May 4, 2026

Mind Your Ways

Benjamin Pajunen ‘27

Thought is necessary, but perilous. In the words of 17th-century French philosopher Blaise Pascal, “Thinking too little about things or thinking too much both make us obstinate and fanatical” (Pensées, trans. Krailsheimer, fragment 1.II.21). Sadly, modern college life has the tendency to push us toward both extremes at once. 

Even at a “liberal arts” school like Gordon College, the arriving freshman is no longer greeted by a single, well-trodden path of intellectual and moral development that would prepare him for almost any learned occupation. Rather, he is faced with a stunning array of vocational choices, each with its own opportunities, challenges, skills, limitations, market projections, and salary potential. The sheer number of decisions compressed into a mere four years—what to study, where and when; whom to befriend, live with, and work for; how to work without exhaustion, rest without laziness, and enjoy without frivolity—can drive us to distraction, if not delirium. 

To ignore the importance of these decisions would be reckless. Yet each presents a hazard: to think that we control the direction of our lives, that success requires a well-planned career, that our efforts must be strong and consistent enough to “get ahead,” or that one mistake could “ruin” our plans. 

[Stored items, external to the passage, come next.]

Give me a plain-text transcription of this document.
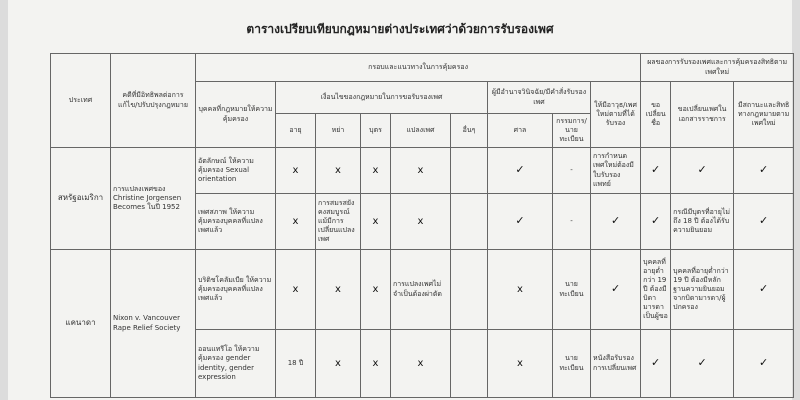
ตารางเปรียบเทียบกฎหมายต่างประเทศว่าด้วยการรับรองเพศ
ประเทศ	คดีที่มีอิทธิพลต่อการแก้ไข/ปรับปรุงกฎหมาย	กรอบและแนวทางในการคุ้มครอง									ผลของการรับรองเพศและการคุ้มครองสิทธิตามเพศใหม่		
		บุคคลที่กฎหมายให้ความคุ้มครอง	เงื่อนไขของกฎหมายในการขอรับรองเพศ					ผู้มีอำนาจวินิจฉัย/มีคำสั่งรับรองเพศ		ให้มีอาวุธ/เพศใหม่ตามที่ได้รับรอง	ขอเปลี่ยนชื่อ	ขอเปลี่ยนเพศในเอกสารราชการ	มีสถานะและสิทธิทางกฎหมายตามเพศใหม่
			อายุ	หย่า	บุตร	แปลงเพศ	อื่นๆ	ศาล	กรรมการ/นายทะเบียน				
สหรัฐอเมริกา	การแปลงเพศของ Christine Jorgensen Becomes ในปี 1952	อัตลักษณ์ ให้ความคุ้มครอง Sexual orientation	x	x	x	x		✓	-	การกำหนดเพศใหม่ต้องมีใบรับรองแพทย์	✓	✓	✓
		เพศสภาพ ให้ความคุ้มครองบุคคลที่แปลงเพศแล้ว	x	การสมรสยังคงสมบูรณ์ แม้มีการเปลี่ยนแปลงเพศ	x	x		✓	-	✓	✓	กรณีมีบุตรที่อายุไม่ถึง 18 ปี ต้องได้รับความยินยอม	✓
แคนาดา	Nixon v. Vancouver Rape Relief Society	บริติชโคลัมเบีย ให้ความคุ้มครองบุคคลที่แปลงเพศแล้ว	x	x	x	การแปลงเพศไม่จำเป็นต้องผ่าตัด		x	นายทะเบียน	✓	บุคคลที่อายุต่ำกว่า 19 ปี ต้องมีบิดามารดาเป็นผู้ขอ	บุคคลที่อายุต่ำกว่า 19 ปี ต้องมีหลักฐานความยินยอมจากบิดามารดา/ผู้ปกครอง	✓
		ออนแทรีโอ ให้ความคุ้มครอง gender identity, gender expression	18 ปี	x	x	x		x	นายทะเบียน	หนังสือรับรองการเปลี่ยนเพศ	✓	✓	✓
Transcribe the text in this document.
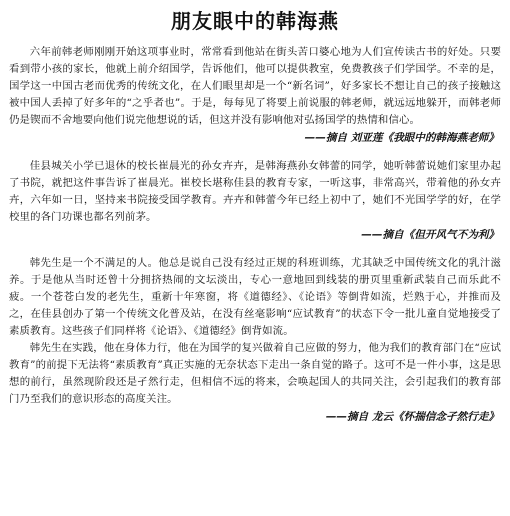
朋友眼中的韩海燕

六年前韩老师刚刚开始这项事业时，常常看到他站在街头苦口婆心地为人们宣传读古书的好处。只要看到带小孩的家长，他就上前介绍国学，告诉他们，他可以提供教室，免费教孩子们学国学。不幸的是，国学这一中国古老而优秀的传统文化，在人们眼里却是一个“新名词”，好多家长不想让自己的孩子接触这被中国人丢掉了好多年的“之乎者也”。于是，每每见了将要上前说服的韩老师，就远远地躲开，而韩老师仍是锲而不舍地要向他们说完他想说的话，但这并没有影响他对弘扬国学的热情和信心。

——摘自 刘亚莲《我眼中的韩海燕老师》

佳县城关小学已退休的校长崔晨光的孙女卉卉，是韩海燕孙女韩蕾的同学，她听韩蕾说她们家里办起了书院，就把这件事告诉了崔晨光。崔校长堪称佳县的教育专家，一听这事，非常高兴，带着他的孙女卉卉，六年如一日，坚持来书院接受国学教育。卉卉和韩蕾今年已经上初中了，她们不光国学学的好，在学校里的各门功课也都名列前茅。

——摘自《但开风气不为利》

韩先生是一个不满足的人。他总是说自己没有经过正规的科班训练，尤其缺乏中国传统文化的乳汁滋养。于是他从当时还曾十分拥挤热闹的文坛淡出，专心一意地回到线装的册页里重新武装自己而乐此不疲。一个苍苍白发的老先生，重新十年寒窗，将《道德经》、《论语》等倒背如流，烂熟于心，并推而及之，在佳县创办了第一个传统文化普及站，在没有丝毫影响“应试教育”的状态下令一批儿童自觉地接受了素质教育。这些孩子们同样将《论语》、《道德经》倒背如流。

韩先生在实践，他在身体力行，他在为国学的复兴做着自己应做的努力，他为我们的教育部门在“应试教育”的前提下无法将“素质教育”真正实施的无奈状态下走出一条自觉的路子。这可不是一件小事，这是思想的前行，虽然现阶段还是孑然行走，但相信不远的将来，会唤起国人的共同关注，会引起我们的教育部门乃至我们的意识形态的高度关注。

——摘自 龙云《怀揣信念孑然行走》
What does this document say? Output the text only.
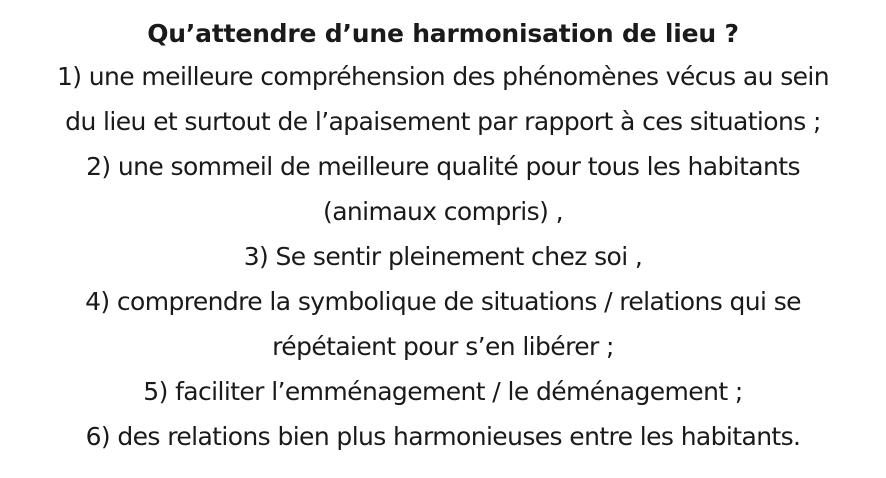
Qu’attendre d’une harmonisation de lieu ?
1) une meilleure compréhension des phénomènes vécus au sein
du lieu et surtout de l’apaisement par rapport à ces situations ;
2) une sommeil de meilleure qualité pour tous les habitants
(animaux compris) ,
3) Se sentir pleinement chez soi ,
4) comprendre la symbolique de situations / relations qui se
répétaient pour s’en libérer ;
5) faciliter l’emménagement / le déménagement ;
6) des relations bien plus harmonieuses entre les habitants.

This burden is one our minds were not created to bear. Scripture does indeed call us to “ponder the path of [our] feet” (Proverbs 4:26, ESV), but also warns us that we do not know what will happen from one day to the next (James 4:13–16). To think too much of our future plans is to doubt that God will establish them as He sees fit (Proverbs 16:9) and to distract from our daily work. To think too much of our daily activities, to the neglect of the future, is to live a life void of purpose. To think too little of either is to fail to serve God with our whole minds (Matthew 22:37). 

At this point, one might ask whether I have simply thought too much about thought. I think not. My goal is not to induce paranoid metacognition, but to recall this: there is tremendous confidence to be found in knowing that one’s entire life has already been architected in the most minute detail by an unerring Master Builder. Every scratch, mar, and defect is ours alone; He has already seen beyond them to that final perfection He has promised us in the next world. 

The full blueprint is His, even when we see almost none of it (Isaiah 46:8–10; Philippians 1:6). Ours is only to trace the next line, step by prayerful step. We must indeed see (Ecclesiastes 2:13–14), but we need not see farther than this.